In order to analyse the genetic code, the distribution of the 64 trinucleotides w (words of 3 letters on the gene alphabet {A,C,G,T}, w∈τ={AAA,⋯,TTT}) in the prokaryotic protein coding genes (words of large sizes) is studied with autocorrelation functions. The trinucleotides wp can be read in 3 frames p (p=0: reference frame, p=1: reference frame shifted by 1 letter, p=2: reference frame shifted by 2 letters) in coding genes. Then, the autocorrelation function wp(N)iw′ analyses the occurrence probability of the i-motif wp(N)iw′, i.e. 2 trinucleotides wp in frame p and w′ in any frame (w,w′∈ τ) which are separated by any i bases N (N=A, C, G or T).
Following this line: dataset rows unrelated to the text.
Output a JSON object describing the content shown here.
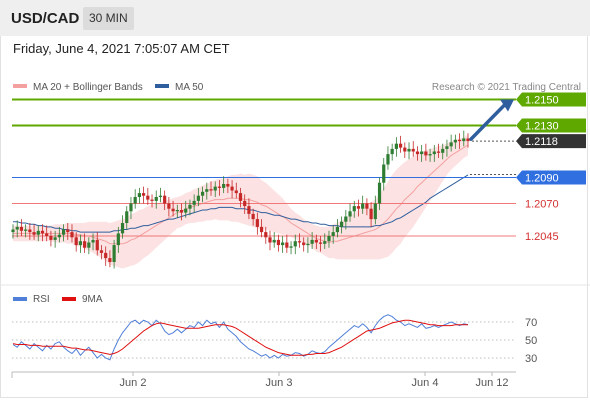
{
  "header": {
    "symbol": "USD/CAD",
    "timeframe": "30 MIN"
  },
  "datetime": "Friday, June 4, 2021 7:05:07 AM CET",
  "legend": [
    {
      "label": "MA 20 + Bollinger Bands",
      "color": "#f4a0a0"
    },
    {
      "label": "MA 50",
      "color": "#2f5e9e"
    }
  ],
  "copyright": "Research © 2021 Trading Central",
  "colors": {
    "up": "#2e7d32",
    "down": "#c62828",
    "resistance": "#5fa800",
    "pivot": "#2f6fe0",
    "support": "#f07878",
    "arrow": "#2f5e9e",
    "rsi": "#4f7fd8",
    "rsi_ma": "#e01010"
  },
  "chart_data": [
    {
      "type": "candlestick",
      "symbol": "USD/CAD",
      "timeframe": "30 MIN",
      "x_ticks": [
        "Jun 2",
        "Jun 3",
        "Jun 4",
        "Jun 12"
      ],
      "ylim": [
        1.2005,
        1.2165
      ],
      "current_price": "1.2118",
      "levels": [
        {
          "value": 1.215,
          "label": "1.2150",
          "kind": "resistance"
        },
        {
          "value": 1.213,
          "label": "1.2130",
          "kind": "resistance"
        },
        {
          "value": 1.209,
          "label": "1.2090",
          "kind": "pivot"
        },
        {
          "value": 1.207,
          "label": "1.2070",
          "kind": "support"
        },
        {
          "value": 1.2045,
          "label": "1.2045",
          "kind": "support"
        }
      ],
      "close_series": [
        1.205,
        1.2052,
        1.2049,
        1.205,
        1.2048,
        1.2046,
        1.2049,
        1.2047,
        1.2045,
        1.2042,
        1.2044,
        1.2046,
        1.205,
        1.2048,
        1.2044,
        1.2038,
        1.2041,
        1.2036,
        1.204,
        1.2042,
        1.2034,
        1.2032,
        1.2028,
        1.2025,
        1.2038,
        1.2047,
        1.2055,
        1.2064,
        1.207,
        1.2075,
        1.2078,
        1.2076,
        1.2073,
        1.2072,
        1.2075,
        1.2076,
        1.207,
        1.2066,
        1.2064,
        1.2065,
        1.2063,
        1.2066,
        1.2069,
        1.2072,
        1.2076,
        1.2079,
        1.2081,
        1.208,
        1.2083,
        1.2082,
        1.2085,
        1.2083,
        1.208,
        1.2078,
        1.2072,
        1.2068,
        1.2062,
        1.2058,
        1.2052,
        1.2048,
        1.2044,
        1.204,
        1.2042,
        1.2038,
        1.204,
        1.2036,
        1.2037,
        1.2041,
        1.204,
        1.2038,
        1.2039,
        1.2042,
        1.204,
        1.2039,
        1.2041,
        1.2045,
        1.2048,
        1.2052,
        1.2056,
        1.206,
        1.2064,
        1.2068,
        1.2066,
        1.207,
        1.2066,
        1.2058,
        1.207,
        1.2086,
        1.21,
        1.2108,
        1.2112,
        1.2116,
        1.2113,
        1.211,
        1.2112,
        1.211,
        1.2108,
        1.211,
        1.2107,
        1.2108,
        1.211,
        1.2109,
        1.2112,
        1.2114,
        1.2117,
        1.2119,
        1.2118,
        1.212,
        1.2118
      ],
      "ma20": [
        1.2047,
        1.2047,
        1.2047,
        1.2047,
        1.2047,
        1.2047,
        1.2047,
        1.2047,
        1.2047,
        1.2047,
        1.2047,
        1.2047,
        1.2047,
        1.2047,
        1.2047,
        1.2046,
        1.2046,
        1.2045,
        1.2045,
        1.2044,
        1.2043,
        1.2042,
        1.2041,
        1.2039,
        1.2039,
        1.2039,
        1.2039,
        1.204,
        1.2042,
        1.2043,
        1.2045,
        1.2047,
        1.2049,
        1.2051,
        1.2053,
        1.2055,
        1.2057,
        1.2059,
        1.2061,
        1.2063,
        1.2064,
        1.2066,
        1.2067,
        1.2068,
        1.2069,
        1.207,
        1.2071,
        1.2072,
        1.2073,
        1.2073,
        1.2073,
        1.2074,
        1.2074,
        1.2074,
        1.2074,
        1.2073,
        1.2073,
        1.2072,
        1.2071,
        1.2069,
        1.2068,
        1.2066,
        1.2064,
        1.2062,
        1.206,
        1.2058,
        1.2055,
        1.2053,
        1.2051,
        1.2049,
        1.2047,
        1.2045,
        1.2043,
        1.2042,
        1.2041,
        1.204,
        1.2041,
        1.2041,
        1.2042,
        1.2043,
        1.2044,
        1.2045,
        1.2046,
        1.2047,
        1.2048,
        1.2049,
        1.205,
        1.2052,
        1.2055,
        1.2058,
        1.2062,
        1.2066,
        1.2069,
        1.2073,
        1.2076,
        1.2079,
        1.2083,
        1.2086,
        1.2089,
        1.2092,
        1.2095,
        1.2098,
        1.2101,
        1.2104,
        1.2107,
        1.2109,
        1.2111,
        1.2113,
        1.2115
      ],
      "ma50": [
        1.2056,
        1.2056,
        1.2055,
        1.2055,
        1.2054,
        1.2054,
        1.2053,
        1.2053,
        1.2052,
        1.2052,
        1.2051,
        1.2051,
        1.205,
        1.205,
        1.2049,
        1.2049,
        1.2048,
        1.2048,
        1.2048,
        1.2048,
        1.2048,
        1.2048,
        1.2048,
        1.2048,
        1.2049,
        1.2049,
        1.205,
        1.205,
        1.2051,
        1.2051,
        1.2052,
        1.2053,
        1.2053,
        1.2054,
        1.2055,
        1.2056,
        1.2057,
        1.2058,
        1.2058,
        1.2059,
        1.206,
        1.2061,
        1.2062,
        1.2063,
        1.2064,
        1.2065,
        1.2065,
        1.2066,
        1.2066,
        1.2067,
        1.2067,
        1.2067,
        1.2067,
        1.2066,
        1.2066,
        1.2066,
        1.2065,
        1.2065,
        1.2064,
        1.2063,
        1.2063,
        1.2062,
        1.2061,
        1.2061,
        1.206,
        1.2059,
        1.2058,
        1.2058,
        1.2057,
        1.2056,
        1.2056,
        1.2055,
        1.2055,
        1.2054,
        1.2054,
        1.2053,
        1.2053,
        1.2053,
        1.2052,
        1.2052,
        1.2052,
        1.2052,
        1.2052,
        1.2052,
        1.2052,
        1.2052,
        1.2053,
        1.2053,
        1.2054,
        1.2055,
        1.2056,
        1.2058,
        1.2059,
        1.2061,
        1.2063,
        1.2065,
        1.2067,
        1.2069,
        1.2071,
        1.2074,
        1.2076,
        1.2078,
        1.208,
        1.2082,
        1.2084,
        1.2086,
        1.2088,
        1.209,
        1.2092
      ],
      "bollinger_halfwidth": [
        0.0006,
        0.0006,
        0.0006,
        0.0006,
        0.0006,
        0.0006,
        0.0006,
        0.0006,
        0.0006,
        0.0006,
        0.0007,
        0.0007,
        0.0007,
        0.0008,
        0.0008,
        0.0009,
        0.0009,
        0.001,
        0.0011,
        0.0012,
        0.0013,
        0.0014,
        0.0015,
        0.0016,
        0.0017,
        0.0018,
        0.0019,
        0.0019,
        0.002,
        0.002,
        0.002,
        0.0019,
        0.0019,
        0.0018,
        0.0017,
        0.0016,
        0.0015,
        0.0014,
        0.0013,
        0.0012,
        0.0012,
        0.0012,
        0.0012,
        0.0013,
        0.0013,
        0.0014,
        0.0014,
        0.0015,
        0.0015,
        0.0016,
        0.0016,
        0.0017,
        0.0018,
        0.0018,
        0.0019,
        0.0019,
        0.002,
        0.002,
        0.002,
        0.0019,
        0.0018,
        0.0017,
        0.0016,
        0.0015,
        0.0014,
        0.0012,
        0.0011,
        0.001,
        0.001,
        0.0009,
        0.0009,
        0.0009,
        0.001,
        0.001,
        0.0011,
        0.0012,
        0.0013,
        0.0014,
        0.0015,
        0.0016,
        0.0017,
        0.0018,
        0.0019,
        0.002,
        0.0021,
        0.0022,
        0.0023,
        0.0025,
        0.0027,
        0.0029,
        0.003,
        0.003,
        0.003,
        0.0029,
        0.0028,
        0.0027,
        0.0026,
        0.0024,
        0.0022,
        0.002,
        0.0018,
        0.0016,
        0.0014,
        0.0012,
        0.0011,
        0.001,
        0.0009,
        0.0008,
        0.0008
      ],
      "target_arrow": {
        "from": 1.2118,
        "to": 1.215
      }
    },
    {
      "type": "line",
      "legend": [
        "RSI",
        "9MA"
      ],
      "ylim": [
        20,
        80
      ],
      "y_ticks": [
        30,
        50,
        70
      ],
      "rsi": [
        45,
        42,
        48,
        44,
        40,
        46,
        42,
        38,
        44,
        40,
        46,
        48,
        42,
        38,
        35,
        40,
        33,
        38,
        42,
        36,
        30,
        34,
        30,
        28,
        40,
        50,
        58,
        64,
        70,
        72,
        68,
        72,
        70,
        66,
        72,
        68,
        60,
        56,
        58,
        62,
        58,
        62,
        66,
        64,
        70,
        66,
        72,
        68,
        70,
        64,
        70,
        62,
        58,
        54,
        48,
        44,
        40,
        38,
        35,
        32,
        34,
        30,
        33,
        30,
        34,
        32,
        33,
        36,
        35,
        32,
        34,
        38,
        36,
        35,
        37,
        42,
        46,
        50,
        54,
        58,
        62,
        66,
        64,
        68,
        64,
        58,
        66,
        72,
        76,
        78,
        76,
        72,
        70,
        66,
        68,
        66,
        64,
        68,
        63,
        64,
        66,
        64,
        66,
        68,
        70,
        68,
        66,
        68,
        67
      ],
      "ma9": [
        46,
        45,
        45,
        45,
        44,
        44,
        44,
        43,
        43,
        43,
        43,
        43,
        43,
        42,
        41,
        41,
        40,
        39,
        39,
        38,
        37,
        36,
        35,
        34,
        35,
        37,
        40,
        44,
        48,
        52,
        56,
        60,
        63,
        66,
        68,
        69,
        68,
        67,
        66,
        65,
        64,
        63,
        63,
        63,
        63,
        64,
        65,
        66,
        67,
        67,
        67,
        66,
        65,
        63,
        60,
        57,
        54,
        51,
        48,
        45,
        42,
        40,
        38,
        36,
        35,
        34,
        33,
        33,
        33,
        33,
        34,
        34,
        35,
        35,
        35,
        36,
        38,
        40,
        42,
        45,
        48,
        51,
        54,
        57,
        60,
        61,
        62,
        63,
        65,
        67,
        69,
        70,
        71,
        72,
        72,
        71,
        70,
        69,
        68,
        67,
        67,
        66,
        66,
        66,
        66,
        67,
        67,
        67,
        67
      ]
    }
  ]
}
The 642×3=12288 autocorrelation functions applied to the prokaryotic protein coding genes are almost all non-random and have a modulo 3 periodicity among the 3 following types: 0 modulo 3, 1 modulo 3 and 2 modulo 3. The classification of 12288 i-motifs wp(N)iw′ according to the type of periodicity implies a constant preferential occurrence frame for w′ independent of w and p. Three sub-sets of trinucleotides are identified: 22 trinucleotides in frame 0 forming the subset τ0={AAA, AAC, AAT, ACC, ATC, ATT, CAG, CTC, CTG, GAA, GAC, GAG, GAT, GCC, GGC, GGT, GTA, GTC, GTT, TAC, TTC, TTT} and 21 trinucleotides in each of the frames 1 and 2 forming the sub-sets τ1 and τ2 respectively. Except for AAA, CCC, GGG and TTT, the sub-sets τ1 and τ2 are generated by a circular permutation P of τ0: P(τ0)=τ1 and P(τ1)=τ2. Furthermore, the complementarity property ∁ of the DNA double helix (i.e. ∁(A)=T, ∁(C)=G, ∁(G)=C, ∁(T)=A and if w=l1l2l3 then ∁(w)=∁(l3)∁(l2)∁(l1) with l1, l2, l3∈{A,C,G,T}) is observed in these 3 sub-sets: ∁(τ0)=τ0, ∁(τ1)=τ2 and ∁(τ2)=τ1.